Yeah, something I really remember from the first time I was reading about autism diagnoses is how it commented that people are heavily biased towards seeing stereotypically male autistic interests as autism signs, and someone who develops a sudden intense fixation on Jane Austen novels isn’t getting the same diagnosis

???? is not the whole point of special interests that they’re. special, to you. what’s the point if it has to be the same thing everyone else is interested in, i’d rather get infodumps on obscure shit i’d never learn about otherwise like the history of competitive log sawing or something. “autism gatekeeping” is a patently absurd concept

I float around so many special interest groups that I don't think anyone's special interest can faze me anymore. And I'll probably understand why I like it, even if I don't share said interest :D.
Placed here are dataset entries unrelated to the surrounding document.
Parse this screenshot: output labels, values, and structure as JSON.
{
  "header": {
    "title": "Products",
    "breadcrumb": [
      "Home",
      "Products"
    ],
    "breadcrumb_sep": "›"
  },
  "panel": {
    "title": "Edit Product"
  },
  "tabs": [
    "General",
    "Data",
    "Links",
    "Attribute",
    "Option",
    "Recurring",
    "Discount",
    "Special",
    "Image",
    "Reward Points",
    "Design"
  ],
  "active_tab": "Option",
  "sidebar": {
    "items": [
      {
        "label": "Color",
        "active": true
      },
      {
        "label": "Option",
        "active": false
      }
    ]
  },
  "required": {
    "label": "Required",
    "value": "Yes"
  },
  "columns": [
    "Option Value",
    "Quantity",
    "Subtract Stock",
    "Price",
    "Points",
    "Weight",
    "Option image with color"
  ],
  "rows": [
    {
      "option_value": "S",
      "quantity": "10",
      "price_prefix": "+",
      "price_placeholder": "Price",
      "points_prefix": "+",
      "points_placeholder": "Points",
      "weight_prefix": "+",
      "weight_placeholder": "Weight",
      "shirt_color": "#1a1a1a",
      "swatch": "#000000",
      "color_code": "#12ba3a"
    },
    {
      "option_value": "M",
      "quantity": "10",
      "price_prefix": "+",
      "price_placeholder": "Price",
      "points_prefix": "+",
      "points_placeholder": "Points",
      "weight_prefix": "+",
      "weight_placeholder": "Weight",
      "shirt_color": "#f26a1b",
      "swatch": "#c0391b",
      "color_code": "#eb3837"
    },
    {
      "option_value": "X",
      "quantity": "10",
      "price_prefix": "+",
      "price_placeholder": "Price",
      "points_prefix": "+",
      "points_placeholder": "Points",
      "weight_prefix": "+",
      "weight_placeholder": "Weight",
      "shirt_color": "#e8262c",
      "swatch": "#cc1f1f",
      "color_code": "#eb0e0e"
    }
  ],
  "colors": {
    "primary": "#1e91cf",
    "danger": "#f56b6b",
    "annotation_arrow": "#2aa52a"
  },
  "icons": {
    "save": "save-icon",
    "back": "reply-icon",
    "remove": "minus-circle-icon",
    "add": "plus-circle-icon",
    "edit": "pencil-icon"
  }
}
My favorite two special interest communities that I tangentially observe/participate in are ice cream truck music boxes and bowling pinsetters :D.

in reply to @caffeinatedOtter's post:

I can't stress enough that I'm being literal and factual, not "extreme"; online autistic spaces are extremely familiar with losing people to the far-right recruitment pipeline that preys on disaffected white boys with a basic You're A Special Boy, So Why's Your Life Shit? narrative.

Asperger's Little Professors Who Are Natural-Born STEM Lords Destined For Code Jobs are a real snug fit in the disaffected Special Boy role.